Competitor Oerlikon is making no such concession. The company says it is on target for an aggressive reduction in manufacturing costs – to 70 cents a watt this year – and foresees further reductions next year.
The claims of progress from Oerlikon Head of Market Development Chris O’Brien come as amorphous technology finds itself under assault. With crystalline module prices down 40 percent last year and financing for utility-scale projects under pressure, thin-film is finding the road ahead tough.
Applied’s answer was to pull back from the market and discontinue SunFab sales. The company vows to continue research and development, and to sell production equipment piecemeal.

Oerlikon says its Kai MT production machinery helped improve factory performance - keeping it in front of Applied Materials.
Equipment supplier Oerlikon, on the other hand, is not balking. O’Brien says he expects the global production capacity of amorphous cells to someday rival that of cadmium telluride, presently the most popular thin-film technology. First Solar, the world’s largest solar producer and the only significant maker of cadmium telluride, has about 18 percent of the global solar market.
Amorphous production capacity from manufacturers, such as Sharp and Konica Minolta, will add up, says O’Brien.
Thin-film advocates, such as Oerlikon, argue that a lot of the expected cost reductions have already been wrung from crystalline-cell manufacturing. Price declines will eventually slow.
This will leave an opening for thin film. It is an opening Oerlikon hopes to capitalize on. The company says the cost of thin-film cells made with its equipment will drop to 70 cents a watt by the end of the year, from $1 at the year’s start and a $1.50 in 2008.
This may not enable them to catch those from First Solar, which early this year reached 81 cents. (First Solar is likely to offer a new benchmark when it releases quarterly earnings next week.) But O’Brien sees competition increasing and says more significant cost reductions are expected next year. He declined to offer a target.

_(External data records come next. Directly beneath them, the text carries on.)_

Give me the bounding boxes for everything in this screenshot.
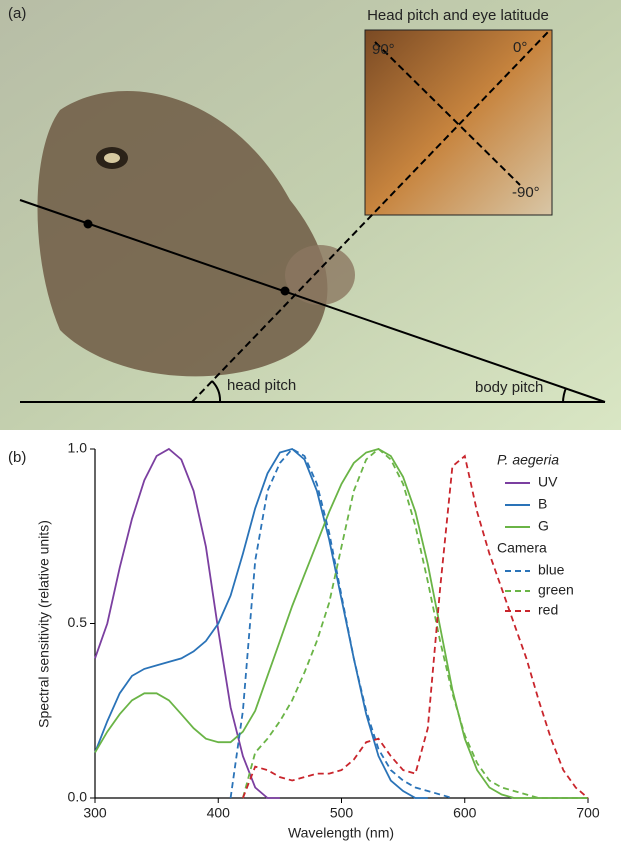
figure: (a) Head pitch and eye latitude 90° 0° -… bbox=[0, 0, 621, 849]
legend-title: P. aegeria bbox=[497, 452, 559, 468]
angle-label: head pitch bbox=[227, 377, 296, 394]
y-tick-label: 0.0 bbox=[68, 789, 88, 805]
x-tick-label: 300 bbox=[83, 805, 107, 821]
y-tick-label: 0.5 bbox=[68, 614, 88, 630]
legend-label: red bbox=[538, 602, 558, 618]
x-tick-label: 400 bbox=[207, 805, 231, 821]
panel-label: (b) bbox=[8, 449, 26, 466]
series-line bbox=[243, 449, 588, 798]
legend-label: G bbox=[538, 518, 549, 534]
angle-label: body pitch bbox=[475, 379, 543, 396]
legend-label: blue bbox=[538, 562, 565, 578]
x-tick-label: 700 bbox=[576, 805, 600, 821]
angle-label: 90° bbox=[372, 41, 395, 58]
series-line bbox=[231, 449, 453, 798]
series-line bbox=[95, 449, 588, 798]
point bbox=[84, 220, 93, 229]
point bbox=[281, 287, 290, 296]
angle-label: -90° bbox=[512, 184, 540, 201]
series-line bbox=[243, 456, 588, 798]
x-axis-label: Wavelength (nm) bbox=[288, 825, 394, 841]
panel-label: (a) bbox=[8, 5, 26, 22]
legend-label: B bbox=[538, 496, 547, 512]
series-line bbox=[95, 449, 280, 798]
y-tick-label: 1.0 bbox=[68, 440, 88, 456]
eyespot bbox=[104, 153, 120, 163]
angle-label: 0° bbox=[513, 39, 527, 56]
x-tick-label: 600 bbox=[453, 805, 477, 821]
legend-title: Camera bbox=[497, 540, 547, 556]
photo-panel: (a) Head pitch and eye latitude 90° 0° -… bbox=[0, 0, 621, 430]
chart: (b) Wavelength (nm) Spectral sensitivity… bbox=[8, 440, 600, 841]
x-tick-label: 500 bbox=[330, 805, 354, 821]
y-axis-label: Spectral sensitivity (relative units) bbox=[36, 520, 52, 728]
legend-label: UV bbox=[538, 474, 558, 490]
legend-label: green bbox=[538, 582, 574, 598]
inset-title: Head pitch and eye latitude bbox=[367, 7, 549, 24]
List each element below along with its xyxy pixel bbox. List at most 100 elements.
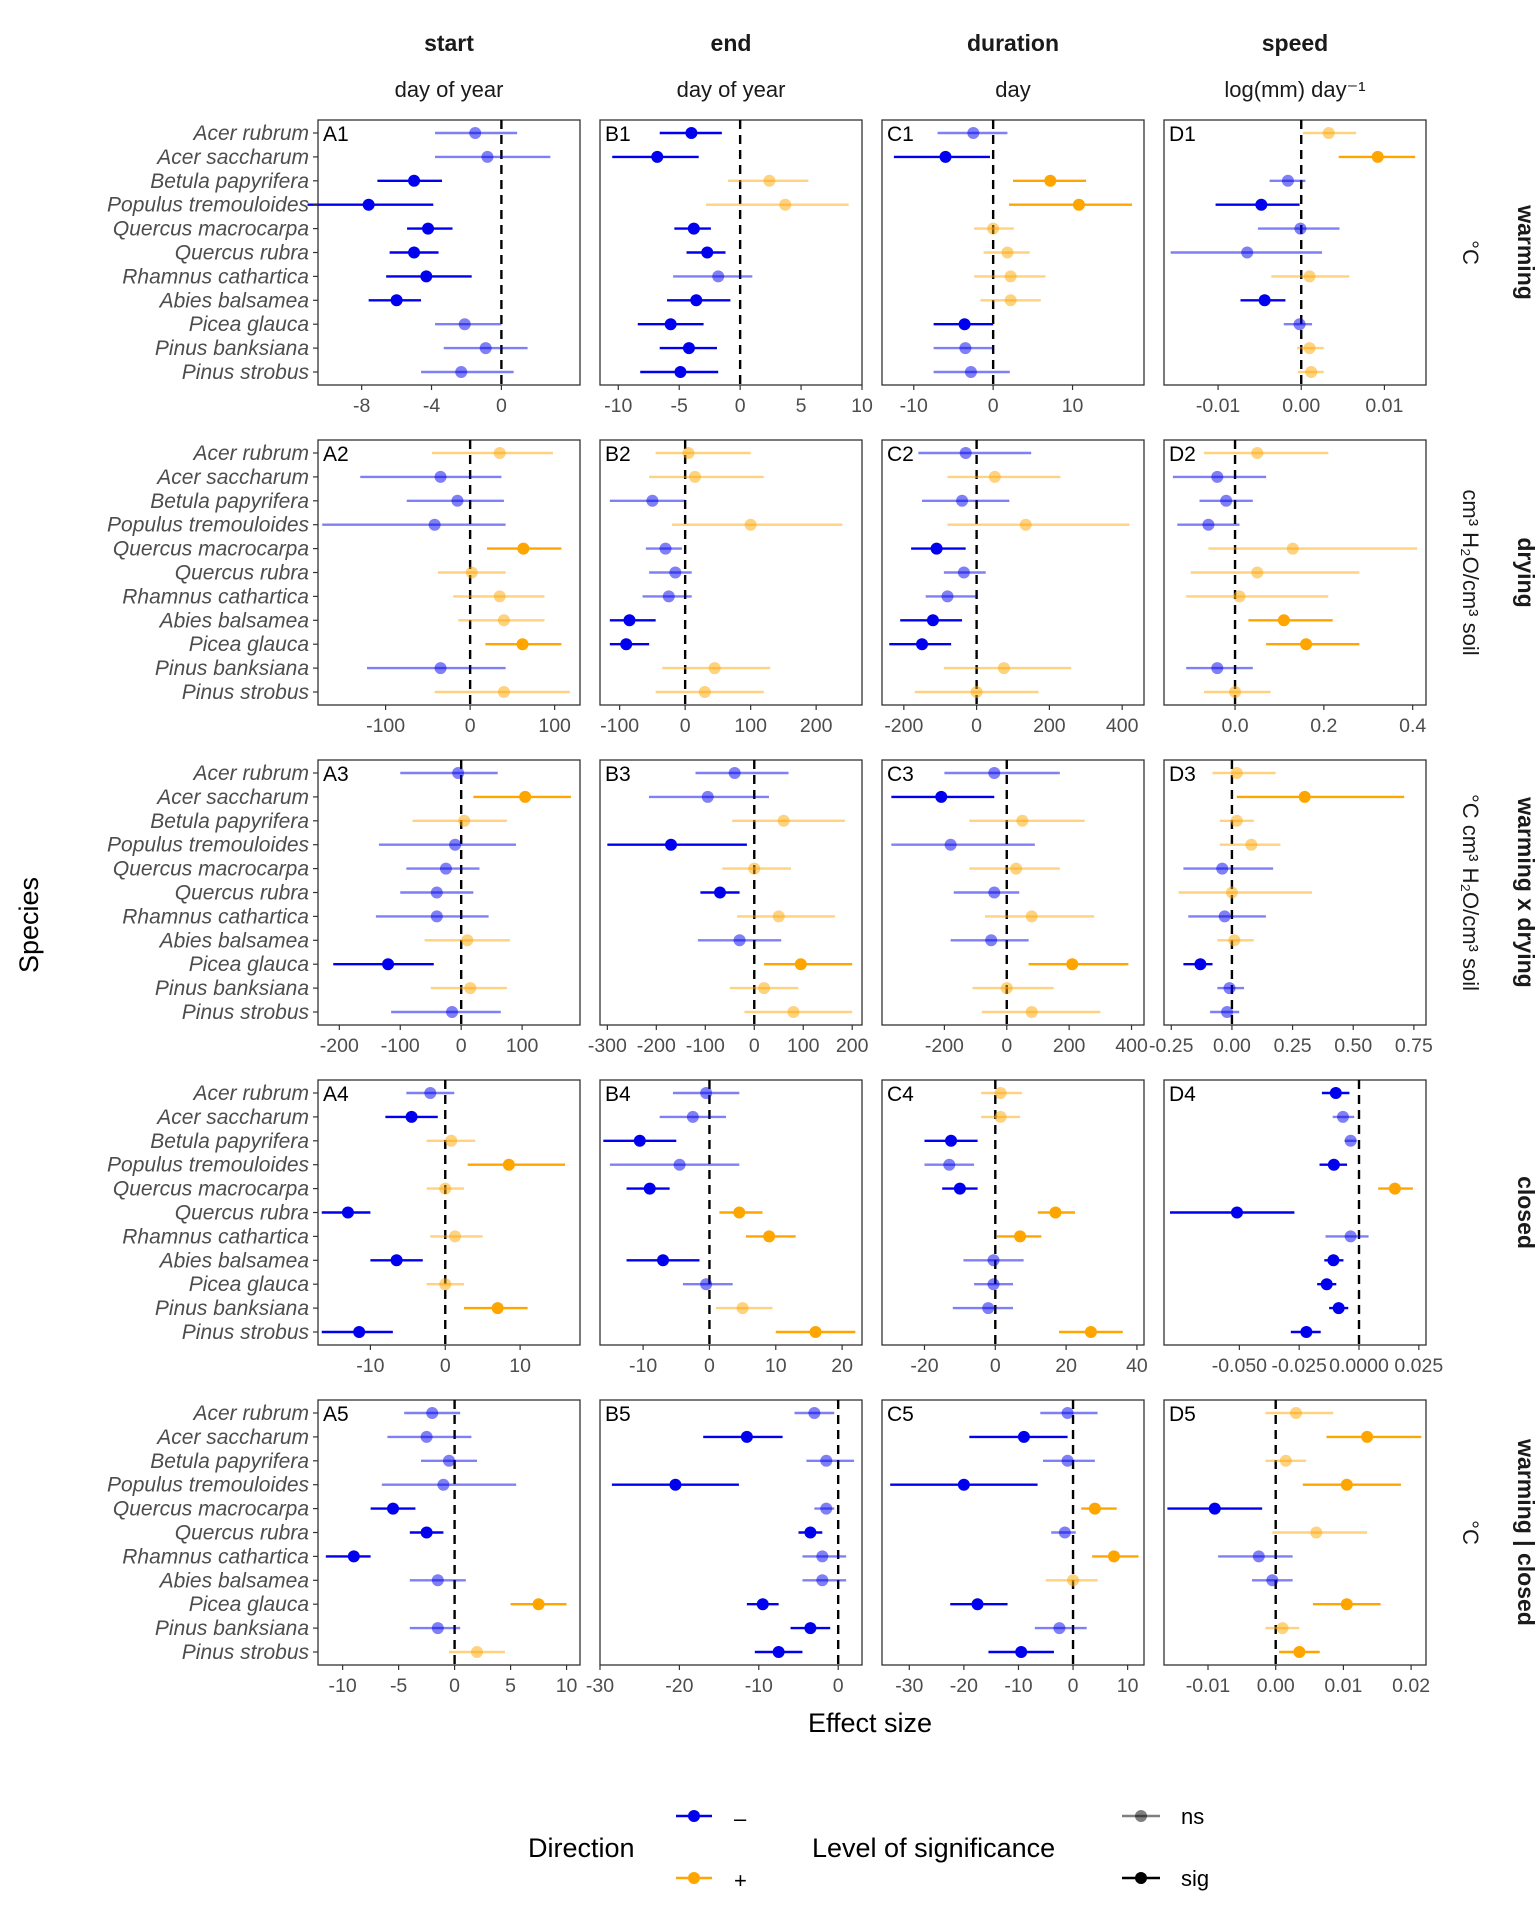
effect-point bbox=[1229, 686, 1242, 698]
effect-point bbox=[682, 342, 695, 355]
effect-point bbox=[1221, 1006, 1234, 1018]
x-tick-label: -20 bbox=[910, 1355, 938, 1377]
effect-point bbox=[420, 1430, 433, 1443]
species-label: Betula papyrifera bbox=[150, 1450, 309, 1473]
effect-point bbox=[1258, 294, 1271, 307]
x-tick-label: -200 bbox=[637, 1035, 676, 1057]
panel-frame bbox=[599, 1399, 863, 1666]
effect-point bbox=[651, 150, 664, 163]
effect-point bbox=[1049, 1206, 1062, 1219]
svg-text:sig: sig bbox=[1181, 1866, 1209, 1891]
effect-point bbox=[1019, 518, 1032, 531]
panel-label: B5 bbox=[605, 1403, 631, 1426]
effect-point bbox=[1327, 1254, 1340, 1267]
effect-point bbox=[657, 1254, 670, 1267]
effect-point bbox=[953, 1182, 966, 1195]
effect-point bbox=[987, 222, 1000, 235]
effect-point bbox=[493, 590, 506, 603]
effect-point bbox=[493, 447, 506, 459]
effect-point bbox=[669, 1478, 682, 1491]
effect-point bbox=[1088, 1502, 1101, 1515]
effect-point bbox=[1340, 1478, 1353, 1491]
column-headers: start day of year end day of year duration da… bbox=[395, 30, 1366, 102]
effect-point bbox=[1017, 1430, 1030, 1443]
effect-point bbox=[1010, 862, 1023, 875]
x-tick-label: 0.50 bbox=[1334, 1035, 1372, 1057]
x-tick-label: 0 bbox=[1001, 1035, 1012, 1057]
effect-point bbox=[1218, 910, 1231, 923]
species-label: Pinus banksiana bbox=[155, 657, 309, 680]
x-tick-label: 10 bbox=[851, 395, 873, 417]
effect-point bbox=[464, 982, 477, 995]
species-label: Picea glauca bbox=[189, 633, 309, 656]
effect-point bbox=[1230, 767, 1243, 779]
x-tick-label: -10 bbox=[629, 1355, 657, 1377]
x-tick-label: 0.75 bbox=[1395, 1035, 1433, 1057]
effect-point bbox=[443, 1454, 455, 1467]
effect-point bbox=[620, 638, 633, 651]
effect-point bbox=[820, 1454, 833, 1467]
species-label: Picea glauca bbox=[189, 1273, 309, 1296]
species-label: Acer rubrum bbox=[191, 762, 309, 785]
x-tick-label: 0 bbox=[1068, 1675, 1079, 1697]
x-tick-label: 0 bbox=[465, 715, 476, 737]
effect-point bbox=[669, 566, 682, 579]
x-tick-label: 0.0000 bbox=[1329, 1355, 1389, 1377]
effect-point bbox=[985, 934, 998, 947]
x-tick-label: 0 bbox=[833, 1675, 844, 1697]
effect-point bbox=[713, 886, 726, 899]
y-axis-label: Species bbox=[14, 877, 44, 973]
effect-point bbox=[809, 1326, 822, 1338]
effect-point bbox=[930, 542, 943, 555]
effect-point bbox=[1001, 246, 1014, 259]
panel-D3: D3 -0.25 0.00 0.25 0.50 0.75 bbox=[1149, 759, 1433, 1057]
x-tick-label: -5 bbox=[390, 1675, 407, 1697]
effect-point bbox=[662, 590, 675, 603]
species-label: Betula papyrifera bbox=[150, 490, 309, 513]
effect-point bbox=[646, 494, 659, 507]
x-tick-label: -100 bbox=[686, 1035, 725, 1057]
species-label: Pinus strobus bbox=[182, 1321, 310, 1344]
species-label: Quercus rubra bbox=[175, 1202, 309, 1225]
x-tick-label: -100 bbox=[381, 1035, 420, 1057]
effect-point bbox=[804, 1622, 817, 1635]
x-tick-label: 100 bbox=[506, 1035, 539, 1057]
effect-point bbox=[1230, 1206, 1243, 1219]
effect-point bbox=[700, 1278, 713, 1291]
x-tick-label: 0.00 bbox=[1257, 1675, 1295, 1697]
panel-B4: B4 -10 0 10 20 bbox=[599, 1079, 863, 1377]
effect-point bbox=[987, 1254, 1000, 1267]
svg-text:+: + bbox=[734, 1868, 747, 1893]
effect-point bbox=[1016, 814, 1029, 827]
species-label: Quercus macrocarpa bbox=[113, 1178, 309, 1201]
effect-point bbox=[1211, 662, 1224, 675]
effect-point bbox=[777, 814, 790, 827]
effect-point bbox=[1300, 1326, 1313, 1338]
effect-point bbox=[470, 1646, 483, 1658]
effect-point bbox=[431, 1622, 444, 1635]
panel-label: C3 bbox=[887, 763, 914, 786]
species-label: Pinus banksiana bbox=[155, 1297, 309, 1320]
panel-frame bbox=[599, 119, 863, 386]
effect-point bbox=[1107, 1550, 1120, 1563]
species-label: Abies balsamea bbox=[158, 1249, 309, 1272]
species-label: Acer saccharum bbox=[155, 786, 309, 809]
effect-point bbox=[1322, 127, 1335, 139]
species-label: Acer rubrum bbox=[191, 1402, 309, 1425]
effect-point bbox=[916, 638, 929, 651]
effect-point bbox=[458, 318, 471, 331]
x-tick-label: -20 bbox=[665, 1675, 693, 1697]
x-tick-label: -0.050 bbox=[1212, 1355, 1267, 1377]
column-title-end: end bbox=[711, 30, 752, 56]
effect-point bbox=[744, 518, 757, 531]
effect-point bbox=[685, 127, 698, 139]
effect-point bbox=[1015, 1646, 1028, 1658]
legend-direction-item: – bbox=[676, 1806, 747, 1831]
species-label: Abies balsamea bbox=[158, 1569, 309, 1592]
column-unit-speed: log(mm) day⁻¹ bbox=[1224, 77, 1365, 102]
effect-point bbox=[643, 1182, 656, 1195]
effect-point bbox=[362, 198, 375, 211]
row-title-3: warming x drying bbox=[1513, 796, 1536, 987]
effect-point bbox=[1303, 270, 1316, 283]
effect-point bbox=[1004, 294, 1017, 307]
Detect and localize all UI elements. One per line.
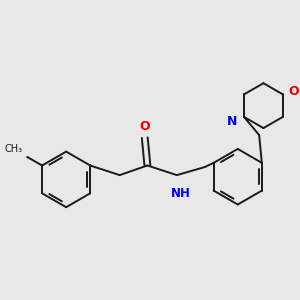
Text: O: O <box>140 120 150 134</box>
Text: N: N <box>227 115 238 128</box>
Text: NH: NH <box>171 187 191 200</box>
Text: CH₃: CH₃ <box>5 144 23 154</box>
Text: O: O <box>288 85 299 98</box>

He says Oerlikon was able to avoid Applied Materials’ fate by maintaining a technological advantage. First, the company’s micromorph tandem junction technology is generating module efficiencies of 8.5 to 9 percent, up from the 7 to 8 percent of a single junction cell.
Second, the company’s new generation Kai MT production machinery offered a big improvement in factory throughput this year. Added to that, Applied was unable to match the company’s transparent conductive oxide, or TCO, which offered an improvement in efficiency.
O’Brien separately says he sees strong growth in the U.S. market over the next three years. Module sales should almost double this year to 800 megawatts of capacity from 440 megawatts last year. By 2013, analysts project the market should expand to 1,600 megawatts, and that outlook could be too conservative, he says.
How much of that will go to thin film is hard to say.